Los Angeles

This New USC Study Says LA Isn't the Least Affordable Rental Market in the U.S., But It's Close

The USC Price School of Public Policy used a new method to assess the rental markets by measuring the growing mismatch between rising rents and incomes

Los Angeles is the fourth least affordable rental market in the nation, according to a USC study released Tuesday.

The USC Price School of Public Policy used a new method to assess the rental markets by measuring the growing mismatch between rising rents and incomes. The results can distinguish metropolitan areas more accurately over time, according to the school.

Washington, D.C., was the least affordable metropolitan area overall in the nation, according to the study, and four of the 10 least affordable metros are in California -- San Diego (#2), Los Angeles (#4), Riverside-San Bernardino (#5) and Sacramento (#10).

The nation's most affordable cities include Atlanta, Salt Lake City, Las Vegas and Phoenix, the study found.

"The study shows a growing mismatch of rents and incomes, how rents are rising faster than wages. It's an affordability problem acute among the poorest people, but it affects a much broader constituency of people," said Dowell Myers, a professor of urban planning and demography at USC Price and director of the school's Population Dynamics Research Group.

The study authors said the prevailing method of assessing a lack of affordability is excessive rent burden, which is measured by the percentage of renters who spend more than 30% of their household income on rent, but the technique has shortcomings because it does not distinguish degrees of local affordability very well. Myers said it also leads to anomalies, such as finding that affordability in San Francisco or Washington, D.C., is better than the national average.

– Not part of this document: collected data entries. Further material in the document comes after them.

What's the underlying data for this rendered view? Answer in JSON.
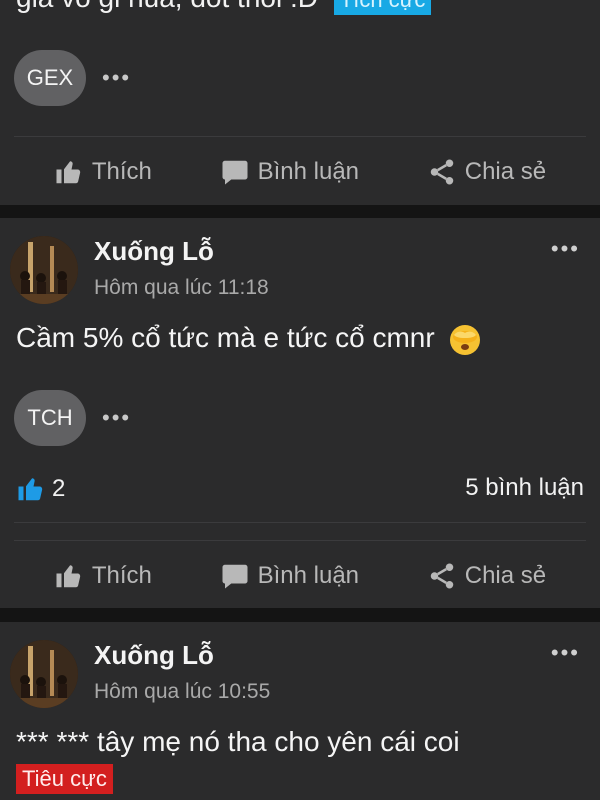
{
  "post0": {
    "text_fragment": "gia vo gi nua, dot thoi :D",
    "sentiment": "Tích cực",
    "tag": "GEX"
  },
  "actions": {
    "like": "Thích",
    "comment": "Bình luận",
    "share": "Chia sẻ"
  },
  "posts": [
    {
      "author": "Xuống Lỗ",
      "time": "Hôm qua lúc 11:18",
      "text": "Cầm 5% cổ tức mà e tức cổ cmnr",
      "emoji": "face-with-hand-over-eyes-emoji",
      "tag": "TCH",
      "likes": "2",
      "comments": "5 bình luận"
    },
    {
      "author": "Xuống Lỗ",
      "time": "Hôm qua lúc 10:55",
      "text": "*** *** tây mẹ nó tha cho yên cái coi",
      "sentiment": "Tiêu cực"
    }
  ],
  "more_dots": "•••",
  "colors": {
    "background": "#2b2b2c",
    "positive": "#18a9e5",
    "negative": "#d31f1f",
    "like_blue": "#1e9be6"
  }
}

The USC researchers employed an indicator they call the "constant quartile mismatch," which uses census data to compare changes in rent and income distributions from their values in a base year -- in this study, 2000, which precedes both the housing bubble and the Great Recession, to 2016.

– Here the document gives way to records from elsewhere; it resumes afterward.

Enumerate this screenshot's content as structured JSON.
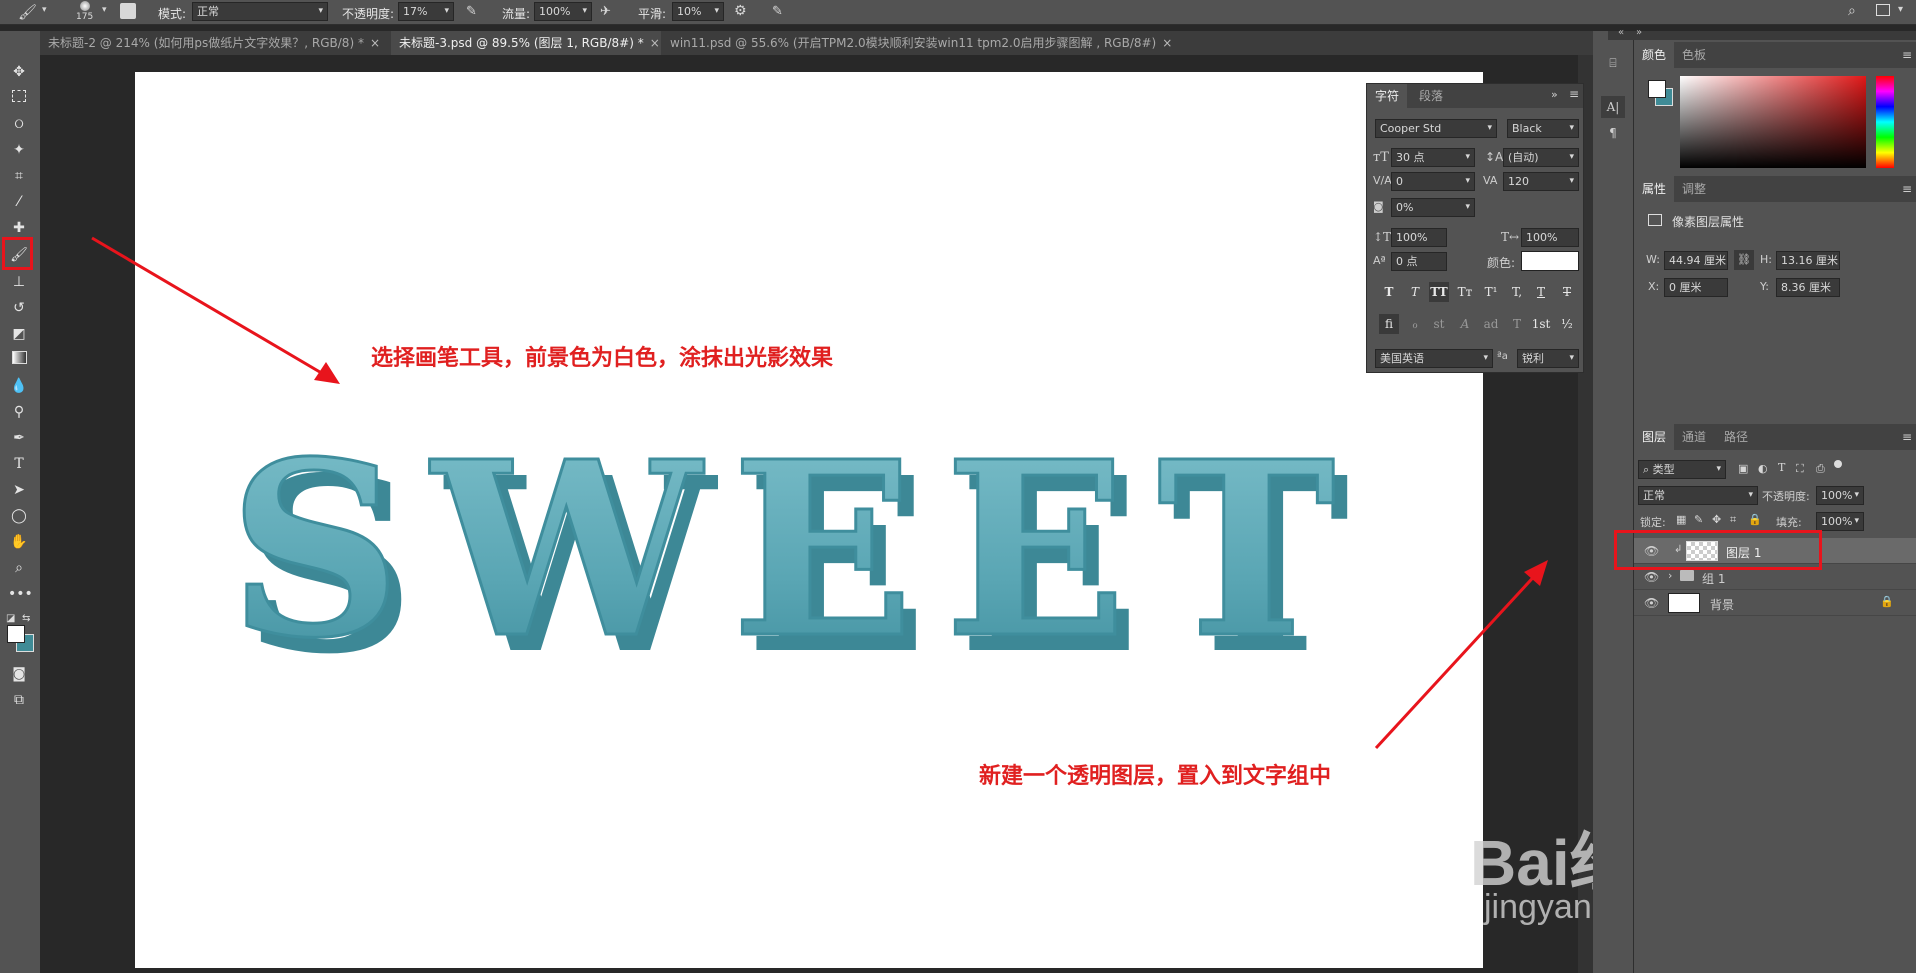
{
  "options_bar": {
    "brush_size": "175",
    "mode_label": "模式:",
    "mode_value": "正常",
    "opacity_label": "不透明度:",
    "opacity_value": "17%",
    "flow_label": "流量:",
    "flow_value": "100%",
    "smoothing_label": "平滑:",
    "smoothing_value": "10%"
  },
  "tabs": [
    {
      "label": "未标题-2 @ 214% (如何用ps做纸片文字效果？, RGB/8) *",
      "close": "×"
    },
    {
      "label": "未标题-3.psd @ 89.5% (图层 1, RGB/8#) *",
      "close": "×"
    },
    {
      "label": "win11.psd @ 55.6% (开启TPM2.0模块顺利安装win11 tpm2.0启用步骤图解 , RGB/8#)",
      "close": "×"
    }
  ],
  "canvas": {
    "artwork_text": "SWEET",
    "artwork_color": "#5aa6b4",
    "annotation_1": "选择画笔工具，前景色为白色，涂抹出光影效果",
    "annotation_2": "新建一个透明图层，置入到文字组中",
    "annotation_color": "#e02020",
    "watermark_brand": "Bai经验",
    "watermark_url": "jingyan.baidu.com"
  },
  "character_panel": {
    "tab_character": "字符",
    "tab_paragraph": "段落",
    "font_family": "Cooper Std",
    "font_style": "Black",
    "font_size": "30 点",
    "leading": "(自动)",
    "kerning": "0",
    "tracking": "120",
    "tsume": "0%",
    "vertical_scale": "100%",
    "horizontal_scale": "100%",
    "baseline_shift": "0 点",
    "color_label": "颜色:",
    "language": "美国英语",
    "aa_label": "ªa",
    "antialias": "锐利",
    "style_buttons": [
      "T",
      "T",
      "TT",
      "Tт",
      "T¹",
      "T,",
      "T",
      "T"
    ],
    "opentype_buttons": [
      "fi",
      "ℴ",
      "st",
      "A",
      "ad",
      "T",
      "1st",
      "½"
    ]
  },
  "color_panel": {
    "tab_color": "颜色",
    "tab_swatches": "色板"
  },
  "properties_panel": {
    "tab_properties": "属性",
    "tab_adjustments": "调整",
    "title": "像素图层属性",
    "w_label": "W:",
    "w_value": "44.94 厘米",
    "h_label": "H:",
    "h_value": "13.16 厘米",
    "x_label": "X:",
    "x_value": "0 厘米",
    "y_label": "Y:",
    "y_value": "8.36 厘米"
  },
  "layers_panel": {
    "tab_layers": "图层",
    "tab_channels": "通道",
    "tab_paths": "路径",
    "filter_kind": "类型",
    "blend_mode": "正常",
    "opacity_label": "不透明度:",
    "opacity_value": "100%",
    "lock_label": "锁定:",
    "fill_label": "填充:",
    "fill_value": "100%",
    "layers": [
      {
        "name": "图层 1",
        "type": "pixel",
        "selected": true
      },
      {
        "name": "组 1",
        "type": "group",
        "selected": false
      },
      {
        "name": "背景",
        "type": "background",
        "selected": false
      }
    ]
  }
}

Nationwide, the study found slight changes in income distribution, but large changes in rents. While renters' income expanded slightly to include 25.9% of renters in the top bracket in 2016, fully 39.1% of all U.S. renters are now paying rents in the top quartile, an upward shift of 14.1%.

In Los Angeles, the changes were more extreme than the national picture. There was a small upward shift of incomes into the top quartile to 29.3%, an increase of four percentage points, but the upward shift of rental payments since 2000 was far greater at 54.4%, an increase of 29 percentage points.

Half of all the renters in L.A. are now forced to pay what were previously top-drawer rents, even though the number of top-drawer incomes increased relatively little, the study showed. Adjusted for the income increase, this amounts to a net upward shift and a mismatch of 25.2 percentage points, according to the study.

Conversely, L.A. lost 14% of the rentals from the lowest quartile, even while the share of low-income renters remained virtually unchanged, which created stress at both the low and high ends of the market for a total mismatch of 38.6%, the study found.

The study appears in the peer-reviewed, policy research journal Cityscape, which is produced by the U.S. Department of Housing and Urban Development.